Changes are afoot that would open the underwriting market to greater competition and squeeze the banks' own underwriters from their dominant roles.
Currently, the market is led by Leumi and Partners Underwriters, Poalim IBI and Discount Capital Markets, all subsidiaries of the major banks.
At a meeting of the Securities Authority at the end of last week, the authority decided that an underwriter cannot lead a stock issue, or underwrite more than 15 percent of an issue, if the issuing company holds a large debt toward it. That is, if a company owes a bank more than 15 percent of its equity, then the bank's underwriters cannot manage the stock issue or commit to buying more than 15 percent of the sale.

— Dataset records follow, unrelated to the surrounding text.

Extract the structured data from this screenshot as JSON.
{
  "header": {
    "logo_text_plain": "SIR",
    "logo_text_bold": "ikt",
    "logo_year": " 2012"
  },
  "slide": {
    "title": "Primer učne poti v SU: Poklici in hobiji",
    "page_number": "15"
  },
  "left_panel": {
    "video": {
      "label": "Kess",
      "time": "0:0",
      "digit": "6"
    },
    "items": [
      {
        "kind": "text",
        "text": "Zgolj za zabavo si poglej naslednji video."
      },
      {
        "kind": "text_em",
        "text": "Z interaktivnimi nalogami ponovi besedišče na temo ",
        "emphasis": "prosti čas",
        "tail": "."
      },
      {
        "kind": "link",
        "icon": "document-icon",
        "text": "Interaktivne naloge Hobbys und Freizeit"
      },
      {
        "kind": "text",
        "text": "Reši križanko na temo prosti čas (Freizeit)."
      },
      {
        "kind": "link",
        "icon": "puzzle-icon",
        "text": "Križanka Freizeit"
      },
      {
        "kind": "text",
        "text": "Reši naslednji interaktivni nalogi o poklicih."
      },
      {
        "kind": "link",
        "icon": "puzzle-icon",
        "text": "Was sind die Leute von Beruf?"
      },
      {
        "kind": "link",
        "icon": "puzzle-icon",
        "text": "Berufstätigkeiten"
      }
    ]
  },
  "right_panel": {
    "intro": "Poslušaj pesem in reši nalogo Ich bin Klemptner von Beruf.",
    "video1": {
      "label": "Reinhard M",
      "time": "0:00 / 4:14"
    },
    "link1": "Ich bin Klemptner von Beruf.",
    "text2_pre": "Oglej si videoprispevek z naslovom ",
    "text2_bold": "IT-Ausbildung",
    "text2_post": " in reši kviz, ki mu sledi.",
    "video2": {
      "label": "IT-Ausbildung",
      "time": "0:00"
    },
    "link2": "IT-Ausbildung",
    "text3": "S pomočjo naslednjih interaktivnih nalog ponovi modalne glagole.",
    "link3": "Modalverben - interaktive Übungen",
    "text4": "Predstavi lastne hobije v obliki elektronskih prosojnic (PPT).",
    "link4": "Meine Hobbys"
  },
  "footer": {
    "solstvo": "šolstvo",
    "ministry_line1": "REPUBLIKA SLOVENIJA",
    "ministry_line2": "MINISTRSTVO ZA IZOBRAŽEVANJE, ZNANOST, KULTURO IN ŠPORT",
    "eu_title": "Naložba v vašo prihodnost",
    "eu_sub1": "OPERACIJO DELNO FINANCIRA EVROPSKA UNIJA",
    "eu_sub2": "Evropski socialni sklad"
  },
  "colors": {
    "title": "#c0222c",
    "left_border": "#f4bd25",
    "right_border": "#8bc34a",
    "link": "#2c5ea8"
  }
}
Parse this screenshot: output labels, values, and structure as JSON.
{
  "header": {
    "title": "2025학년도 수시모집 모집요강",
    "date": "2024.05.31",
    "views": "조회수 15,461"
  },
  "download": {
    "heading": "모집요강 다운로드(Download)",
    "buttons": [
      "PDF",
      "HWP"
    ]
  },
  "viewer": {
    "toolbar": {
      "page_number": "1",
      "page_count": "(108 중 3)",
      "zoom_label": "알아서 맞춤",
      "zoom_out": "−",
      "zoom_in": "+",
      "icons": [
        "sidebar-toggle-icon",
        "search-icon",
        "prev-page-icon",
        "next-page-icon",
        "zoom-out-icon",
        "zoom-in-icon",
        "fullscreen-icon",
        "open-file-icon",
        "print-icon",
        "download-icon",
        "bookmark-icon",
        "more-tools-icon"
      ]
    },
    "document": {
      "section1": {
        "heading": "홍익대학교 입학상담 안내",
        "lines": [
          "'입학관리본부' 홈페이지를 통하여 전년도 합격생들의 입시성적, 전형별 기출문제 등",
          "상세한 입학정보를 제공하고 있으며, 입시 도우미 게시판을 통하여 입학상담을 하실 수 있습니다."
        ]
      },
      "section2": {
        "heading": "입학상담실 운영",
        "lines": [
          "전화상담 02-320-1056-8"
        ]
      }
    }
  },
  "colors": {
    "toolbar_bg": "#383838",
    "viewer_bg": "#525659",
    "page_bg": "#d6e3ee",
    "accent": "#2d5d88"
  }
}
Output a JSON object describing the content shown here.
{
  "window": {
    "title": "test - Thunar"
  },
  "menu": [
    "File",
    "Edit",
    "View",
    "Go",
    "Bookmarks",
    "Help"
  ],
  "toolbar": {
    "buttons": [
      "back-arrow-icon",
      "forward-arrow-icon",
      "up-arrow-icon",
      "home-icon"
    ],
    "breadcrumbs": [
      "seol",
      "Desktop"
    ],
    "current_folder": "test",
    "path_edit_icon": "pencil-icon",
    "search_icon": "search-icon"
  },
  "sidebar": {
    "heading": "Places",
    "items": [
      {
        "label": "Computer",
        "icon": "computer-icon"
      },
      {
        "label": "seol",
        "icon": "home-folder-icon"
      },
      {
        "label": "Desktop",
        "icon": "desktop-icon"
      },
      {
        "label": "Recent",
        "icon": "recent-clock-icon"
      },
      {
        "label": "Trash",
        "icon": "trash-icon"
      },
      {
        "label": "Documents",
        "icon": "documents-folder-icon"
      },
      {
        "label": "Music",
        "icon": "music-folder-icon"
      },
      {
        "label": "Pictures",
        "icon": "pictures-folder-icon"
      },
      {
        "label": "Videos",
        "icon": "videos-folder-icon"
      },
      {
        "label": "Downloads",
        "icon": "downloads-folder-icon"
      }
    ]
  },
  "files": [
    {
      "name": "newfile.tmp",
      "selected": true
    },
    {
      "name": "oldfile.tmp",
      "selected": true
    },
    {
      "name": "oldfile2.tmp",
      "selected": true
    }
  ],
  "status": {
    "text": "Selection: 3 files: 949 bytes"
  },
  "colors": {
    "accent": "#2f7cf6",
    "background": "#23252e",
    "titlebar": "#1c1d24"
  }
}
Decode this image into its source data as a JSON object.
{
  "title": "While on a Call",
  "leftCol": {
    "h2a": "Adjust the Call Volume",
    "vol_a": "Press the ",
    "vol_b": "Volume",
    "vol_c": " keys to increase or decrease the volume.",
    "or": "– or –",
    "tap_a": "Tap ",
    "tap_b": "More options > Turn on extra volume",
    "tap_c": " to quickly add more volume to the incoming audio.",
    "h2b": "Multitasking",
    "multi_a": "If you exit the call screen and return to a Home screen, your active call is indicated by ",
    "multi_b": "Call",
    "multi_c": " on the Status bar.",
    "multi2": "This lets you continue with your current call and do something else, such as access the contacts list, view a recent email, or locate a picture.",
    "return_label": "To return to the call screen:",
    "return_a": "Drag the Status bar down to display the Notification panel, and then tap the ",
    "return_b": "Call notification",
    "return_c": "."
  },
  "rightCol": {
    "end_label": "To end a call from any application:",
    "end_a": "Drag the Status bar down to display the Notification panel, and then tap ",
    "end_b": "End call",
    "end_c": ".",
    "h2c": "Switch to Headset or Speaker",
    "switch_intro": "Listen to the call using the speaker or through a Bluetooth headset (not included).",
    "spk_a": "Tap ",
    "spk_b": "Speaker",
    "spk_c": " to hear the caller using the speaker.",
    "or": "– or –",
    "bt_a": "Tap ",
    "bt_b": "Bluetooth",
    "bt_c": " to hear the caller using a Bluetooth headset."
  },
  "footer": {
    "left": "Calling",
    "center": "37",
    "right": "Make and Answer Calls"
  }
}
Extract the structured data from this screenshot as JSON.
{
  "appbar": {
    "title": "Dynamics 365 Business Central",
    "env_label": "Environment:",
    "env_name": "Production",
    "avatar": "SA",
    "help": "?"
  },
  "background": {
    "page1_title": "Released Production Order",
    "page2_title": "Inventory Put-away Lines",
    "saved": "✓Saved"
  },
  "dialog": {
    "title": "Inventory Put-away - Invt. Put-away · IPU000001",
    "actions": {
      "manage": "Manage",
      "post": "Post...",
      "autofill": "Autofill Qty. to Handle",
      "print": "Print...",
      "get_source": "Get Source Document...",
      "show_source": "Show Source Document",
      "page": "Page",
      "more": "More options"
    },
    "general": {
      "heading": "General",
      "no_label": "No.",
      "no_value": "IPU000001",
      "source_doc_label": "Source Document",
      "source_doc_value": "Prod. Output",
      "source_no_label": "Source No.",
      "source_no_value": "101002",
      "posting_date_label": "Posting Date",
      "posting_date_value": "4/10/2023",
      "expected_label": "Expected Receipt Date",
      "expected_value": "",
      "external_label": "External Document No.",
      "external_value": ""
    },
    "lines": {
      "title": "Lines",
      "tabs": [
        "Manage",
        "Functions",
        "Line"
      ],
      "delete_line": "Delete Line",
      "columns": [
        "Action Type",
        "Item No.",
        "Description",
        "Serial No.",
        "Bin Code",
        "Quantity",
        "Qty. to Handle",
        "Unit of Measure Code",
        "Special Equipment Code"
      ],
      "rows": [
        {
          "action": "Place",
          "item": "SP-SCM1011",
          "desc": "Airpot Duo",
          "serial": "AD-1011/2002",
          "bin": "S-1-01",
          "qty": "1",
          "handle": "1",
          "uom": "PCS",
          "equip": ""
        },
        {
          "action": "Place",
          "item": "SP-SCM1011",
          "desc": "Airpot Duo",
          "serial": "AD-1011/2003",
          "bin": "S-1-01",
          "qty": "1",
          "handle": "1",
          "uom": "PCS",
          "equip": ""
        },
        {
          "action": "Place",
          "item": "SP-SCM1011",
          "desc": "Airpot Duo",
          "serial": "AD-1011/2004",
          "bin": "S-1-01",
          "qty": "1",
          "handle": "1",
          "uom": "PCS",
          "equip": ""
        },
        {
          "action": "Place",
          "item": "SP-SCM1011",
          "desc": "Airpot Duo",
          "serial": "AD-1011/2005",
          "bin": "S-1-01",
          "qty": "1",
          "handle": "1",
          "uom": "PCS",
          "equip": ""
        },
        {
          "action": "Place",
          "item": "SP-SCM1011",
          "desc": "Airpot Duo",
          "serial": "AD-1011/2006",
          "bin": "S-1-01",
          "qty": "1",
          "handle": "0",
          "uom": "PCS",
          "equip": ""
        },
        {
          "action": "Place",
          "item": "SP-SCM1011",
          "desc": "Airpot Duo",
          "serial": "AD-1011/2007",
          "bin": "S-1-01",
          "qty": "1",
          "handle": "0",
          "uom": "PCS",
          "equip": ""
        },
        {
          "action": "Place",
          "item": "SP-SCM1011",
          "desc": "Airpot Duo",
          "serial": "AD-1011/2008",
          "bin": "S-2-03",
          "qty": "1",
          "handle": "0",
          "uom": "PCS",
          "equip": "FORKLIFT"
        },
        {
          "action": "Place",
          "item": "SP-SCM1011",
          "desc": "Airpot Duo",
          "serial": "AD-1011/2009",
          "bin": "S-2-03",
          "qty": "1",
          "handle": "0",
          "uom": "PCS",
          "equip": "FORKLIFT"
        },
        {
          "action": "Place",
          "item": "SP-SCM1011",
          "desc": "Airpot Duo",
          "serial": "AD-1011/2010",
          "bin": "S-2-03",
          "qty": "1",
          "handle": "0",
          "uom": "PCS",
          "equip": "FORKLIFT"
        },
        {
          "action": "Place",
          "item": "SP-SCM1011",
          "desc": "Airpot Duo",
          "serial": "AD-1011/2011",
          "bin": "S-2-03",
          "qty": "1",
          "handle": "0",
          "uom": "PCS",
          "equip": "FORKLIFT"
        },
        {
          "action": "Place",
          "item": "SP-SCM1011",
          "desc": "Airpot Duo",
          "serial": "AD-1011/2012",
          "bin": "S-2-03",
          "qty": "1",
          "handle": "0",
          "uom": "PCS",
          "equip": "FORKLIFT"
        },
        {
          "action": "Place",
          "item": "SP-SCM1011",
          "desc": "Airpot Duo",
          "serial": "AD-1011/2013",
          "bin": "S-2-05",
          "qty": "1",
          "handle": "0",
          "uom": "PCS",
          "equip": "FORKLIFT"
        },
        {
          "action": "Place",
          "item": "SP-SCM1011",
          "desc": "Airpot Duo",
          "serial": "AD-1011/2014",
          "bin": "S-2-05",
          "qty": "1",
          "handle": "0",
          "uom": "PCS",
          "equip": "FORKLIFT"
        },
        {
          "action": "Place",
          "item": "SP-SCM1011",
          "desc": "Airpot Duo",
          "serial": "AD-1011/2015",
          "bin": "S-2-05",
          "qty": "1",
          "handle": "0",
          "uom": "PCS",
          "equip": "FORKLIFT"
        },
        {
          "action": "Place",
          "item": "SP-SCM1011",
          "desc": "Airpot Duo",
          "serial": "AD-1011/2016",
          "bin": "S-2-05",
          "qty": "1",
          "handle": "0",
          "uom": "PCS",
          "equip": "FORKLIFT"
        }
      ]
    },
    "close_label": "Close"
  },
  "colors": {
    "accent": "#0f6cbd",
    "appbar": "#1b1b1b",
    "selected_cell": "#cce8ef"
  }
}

Under such terms, the three large banks' underwriters would not have been able to manage El Al's stock flotation earlier this year. El Al owes large sums to the three banks, and each bank underwrote 19 percent of the sale.
In addition, the general assembly of the Securities Authority decided that a company must disclose its debt to the underwriting group in the prospectus accompanying the issue, according to two categories: If the underwriter has committed to more than 5 percent of the issue and if the company's debt to the group exceeds 5 percent of the company's equity; or if 5 percent or more of the proceeds from the stock issue are intended to pay off loans to the underwriter's group.
Similar regulations apply today, but the limit is far higher - at 25 percent, both of the stock issue and the debt ratio. The authority reached the conclusion that this level is too high to have an impact, and that the dominance of the banks in underwriting has pushed out smaller, private concerns, which both stifles competition and raises questions of interest. Some claim that the banks - through the use of the underwriting companies, serving the banks' own interests - may have held back the privatization of state-owned firms.